A Masterclass of Tone and Tension. PTA has long been a versatile filmmaker with tone and style, and One Battle After Another is his new gold standard as it is exhilarating, satirical, and heartfelt — all in equal measure. Anderson manufactures tension by putting you directly into the paranoid, marijuana-riddled psyche of Bob Ferguson, through Jonny Greenwood's wonderfully minimalist score of gradually intensifying twinkling of piano keys, and the long tracking shots as it trails DiCaprio frantically dodging the peril that lies before him. It's a film made with so much urgency, vigor, sound and fury, but also finds levity and humor in the absurdity of the world Anderson creates that textually feels like it was ripped right out of both a graphic novel and the news headlines. One Battle After Another has to pull off the tonal balance akin to a high-wire act whilst riding a unicycle and spinning plates on your fingertips, and it does so flawlessly.
Colonel Lockjaw: An Extraordinary Villain for Our Times. Anderson's acute awareness not to downplay or undercut the very real threat of authority-abusing white supremacists in power, but still lampoon them for their idiotic, abhorrent values and actions, shows tactfulness that so many films lack. Sean Penn's portrayal of the ridiculously named Colonel Lockjaw brilliantly encapsulates PTA's approach. Discounting the humorous, possibly intentional fact that Penn looks like a roid-raging Robert F. Kennedy Jnr, he is the posturing figurehead of an oppressive system who represses his own insecurities by acting on pure anger and machismo. He's driven not just by his own personal vendetta, but also by his own pitiful personal gain. Penn brings the energy of a rabid junkyard dog and constantly has the audience terrified by his hate-fuelled determination one minute, to cringingly smirking at how utterly pathetic he is the next.

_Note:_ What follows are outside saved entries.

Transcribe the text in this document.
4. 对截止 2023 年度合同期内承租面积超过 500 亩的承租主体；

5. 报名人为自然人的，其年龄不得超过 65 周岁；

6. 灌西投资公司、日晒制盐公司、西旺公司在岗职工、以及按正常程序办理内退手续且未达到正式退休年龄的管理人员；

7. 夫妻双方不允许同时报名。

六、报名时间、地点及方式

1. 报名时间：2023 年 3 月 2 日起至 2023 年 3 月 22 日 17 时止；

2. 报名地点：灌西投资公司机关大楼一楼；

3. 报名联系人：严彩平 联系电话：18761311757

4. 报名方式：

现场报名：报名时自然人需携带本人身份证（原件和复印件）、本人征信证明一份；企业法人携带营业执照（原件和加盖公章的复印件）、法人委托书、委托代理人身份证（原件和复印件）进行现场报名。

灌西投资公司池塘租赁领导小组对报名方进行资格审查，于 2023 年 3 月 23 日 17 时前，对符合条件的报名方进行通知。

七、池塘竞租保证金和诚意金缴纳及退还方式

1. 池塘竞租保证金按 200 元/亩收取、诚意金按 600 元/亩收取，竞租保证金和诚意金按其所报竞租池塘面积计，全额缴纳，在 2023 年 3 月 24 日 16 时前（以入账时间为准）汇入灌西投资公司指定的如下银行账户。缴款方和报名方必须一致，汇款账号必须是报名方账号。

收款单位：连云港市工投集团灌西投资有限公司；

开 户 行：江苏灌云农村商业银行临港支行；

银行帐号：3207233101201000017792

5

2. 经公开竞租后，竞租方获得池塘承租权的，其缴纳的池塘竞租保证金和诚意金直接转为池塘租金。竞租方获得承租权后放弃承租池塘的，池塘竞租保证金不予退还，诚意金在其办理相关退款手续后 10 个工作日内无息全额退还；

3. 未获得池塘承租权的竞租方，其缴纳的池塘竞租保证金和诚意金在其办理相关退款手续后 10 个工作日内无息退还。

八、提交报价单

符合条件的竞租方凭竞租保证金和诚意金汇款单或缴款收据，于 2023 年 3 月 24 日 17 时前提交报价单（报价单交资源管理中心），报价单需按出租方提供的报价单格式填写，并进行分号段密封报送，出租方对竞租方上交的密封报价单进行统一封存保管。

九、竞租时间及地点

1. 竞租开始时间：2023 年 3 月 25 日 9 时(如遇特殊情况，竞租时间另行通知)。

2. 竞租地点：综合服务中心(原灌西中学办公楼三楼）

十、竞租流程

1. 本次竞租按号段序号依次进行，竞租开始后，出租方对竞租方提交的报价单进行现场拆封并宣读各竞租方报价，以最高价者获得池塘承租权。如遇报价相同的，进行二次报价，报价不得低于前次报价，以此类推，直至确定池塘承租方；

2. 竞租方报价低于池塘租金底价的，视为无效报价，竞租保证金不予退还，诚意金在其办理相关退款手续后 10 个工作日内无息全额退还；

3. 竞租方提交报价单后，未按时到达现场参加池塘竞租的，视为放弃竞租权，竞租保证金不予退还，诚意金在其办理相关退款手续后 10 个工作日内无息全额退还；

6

Chase Infiniti: A Star is Born. The guarantee of any Paul Thomas Anderson film is that it will feature incredible performances from across the entire ensemble cast, and One Battle After Another is no exception. But amongst the Oscar winners in DiCaprio, Penn, and Benicio Del Toro, comedic actress Regina Hall takes on a more dramatic role. There's the electrifying screen presence (as limited as it may be) of multi-hyphenate Teyana Taylor. However, it is the brand new talent PTA has uncovered in Chase Infiniti, as Willa, who shines brightest in One Battle After Another. Infiniti brings so much to Willa as a capable and fearless young woman who has been trained for this moment all her life by her father, but has been kept in the dark as to why. It's this dichotomy of Willa's strength and resolve in character, but naivety and vulnerability of youth, where Infiniti strikes a perfect balance and announces herself as a star in the making.
Like a lost New Hollywood masterpiece of the 1970s, One Battle After Another is a furious, daring, yet hopeful blockbuster that is 162 minutes of carefully crafted chaos and a call to action to never stop fighting and raging against the machine. It is one of the very best films of 2025.